Medal record

Representing India

Women's para-athletics

Asian Para Games

= Pooja Yadav =

Indian Paralympic athlete (born 1989)

Pooja Yadav (born 1989) is a para athlete from Haryana. She represented India at the 2022 Asian Para Games and won a silver medal in the women's discus throw F54/55 event on 25 October 2023.

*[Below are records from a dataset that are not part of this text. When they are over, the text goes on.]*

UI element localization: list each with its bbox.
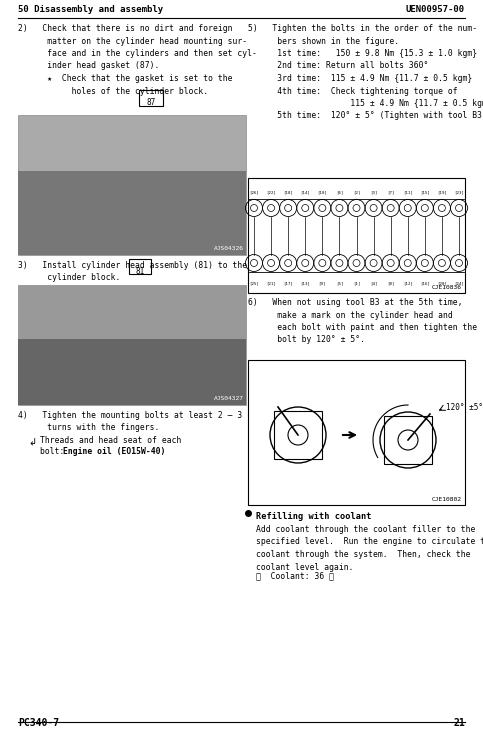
Text: bolt:: bolt: xyxy=(40,447,69,456)
Text: Threads and head seat of each: Threads and head seat of each xyxy=(40,436,182,445)
Bar xyxy=(18,115,246,255)
Bar xyxy=(248,178,465,293)
Text: [1]: [1] xyxy=(353,281,360,285)
Text: PC340-7: PC340-7 xyxy=(18,718,59,728)
Text: [23]: [23] xyxy=(454,190,464,194)
Text: 5)   Tighten the bolts in the order of the num-
      bers shown in the figure.
: 5) Tighten the bolts in the order of the… xyxy=(248,24,483,120)
Text: Add coolant through the coolant filler to the
specified level.  Run the engine t: Add coolant through the coolant filler t… xyxy=(256,525,483,571)
Text: [10]: [10] xyxy=(317,190,327,194)
Text: ⛽  Coolant: 36 ℓ: ⛽ Coolant: 36 ℓ xyxy=(256,571,334,580)
Text: [17]: [17] xyxy=(283,281,293,285)
Text: [16]: [16] xyxy=(420,281,430,285)
Text: AJS04326: AJS04326 xyxy=(214,246,244,251)
Text: 2)   Check that there is no dirt and foreign
      matter on the cylinder head m: 2) Check that there is no dirt and forei… xyxy=(18,24,257,95)
Text: [18]: [18] xyxy=(283,190,293,194)
Bar xyxy=(18,339,246,405)
Text: [19]: [19] xyxy=(437,190,447,194)
Text: [6]: [6] xyxy=(336,190,343,194)
Text: UEN00957-00: UEN00957-00 xyxy=(406,5,465,14)
Text: [7]: [7] xyxy=(387,190,395,194)
Text: 21: 21 xyxy=(453,718,465,728)
Text: [2]: [2] xyxy=(353,190,360,194)
Text: 6)   When not using tool B3 at the 5th time,
      make a mark on the cylinder h: 6) When not using tool B3 at the 5th tim… xyxy=(248,298,477,344)
Text: [9]: [9] xyxy=(319,281,326,285)
Text: [4]: [4] xyxy=(370,281,377,285)
Text: 120° ±5°: 120° ±5° xyxy=(446,403,483,412)
Text: [14]: [14] xyxy=(300,190,310,194)
Text: [8]: [8] xyxy=(387,281,395,285)
Text: [20]: [20] xyxy=(437,281,447,285)
Text: [22]: [22] xyxy=(266,190,276,194)
Text: [13]: [13] xyxy=(300,281,310,285)
Text: Engine oil (EO15W-40): Engine oil (EO15W-40) xyxy=(63,447,165,456)
Bar xyxy=(18,171,246,255)
Text: 4)   Tighten the mounting bolts at least 2 – 3
      turns with the fingers.: 4) Tighten the mounting bolts at least 2… xyxy=(18,411,242,432)
Text: [25]: [25] xyxy=(249,281,259,285)
Text: AJS04327: AJS04327 xyxy=(214,396,244,401)
Text: [3]: [3] xyxy=(370,190,377,194)
Text: [15]: [15] xyxy=(420,190,430,194)
Text: CJE10836: CJE10836 xyxy=(432,285,462,290)
Text: [26]: [26] xyxy=(249,190,259,194)
Bar xyxy=(18,285,246,405)
FancyBboxPatch shape xyxy=(139,90,163,106)
Text: Refilling with coolant: Refilling with coolant xyxy=(256,512,371,521)
Bar xyxy=(248,360,465,505)
FancyBboxPatch shape xyxy=(129,259,151,274)
Text: [12]: [12] xyxy=(403,281,413,285)
Text: 81: 81 xyxy=(135,267,144,276)
Text: [11]: [11] xyxy=(403,190,413,194)
Text: [5]: [5] xyxy=(336,281,343,285)
Text: CJE10802: CJE10802 xyxy=(432,497,462,502)
Text: ↲: ↲ xyxy=(28,437,36,447)
Text: 3)   Install cylinder head assembly (81) to the
      cylinder block.: 3) Install cylinder head assembly (81) t… xyxy=(18,261,247,282)
Text: 50 Disassembly and assembly: 50 Disassembly and assembly xyxy=(18,5,163,14)
Text: [24]: [24] xyxy=(454,281,464,285)
Text: 87: 87 xyxy=(146,98,156,107)
Text: [21]: [21] xyxy=(266,281,276,285)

== Early life and background ==
Yadav hails from Tauru in Nuh district of Haryana. During childhood, she fell in a well at the age of eight and suffered irreversible spinal injury and has been using wheelchair. She is a single-parent child and her father is a farmer. She is supported by a scholarship from M3M foundation.

== Career ==

=== Domestic ===
She won her first medal in shot put in 2017 at the 17th National Para Athletics at Jaipur. In 2018, in the 18th National Para athletics championship at Panchkula, she won two gold medals in javelin throw and shot put and got a bronze in the discus throw. In 2021, she won three gold medals winning all the throw events at the Indian Open Para athletics championship in Bengaluru.

=== International ===
In 2019, Yadav made her international debut taking part in the World Para Athletics Grand Prix Championship in Dubai and won a bronze medal in discus throw. In July 2023, she won a bronze medal in javelin at the World Para Athletics Championship in Paris to book a berth for the 2022 Asian Para Games in China.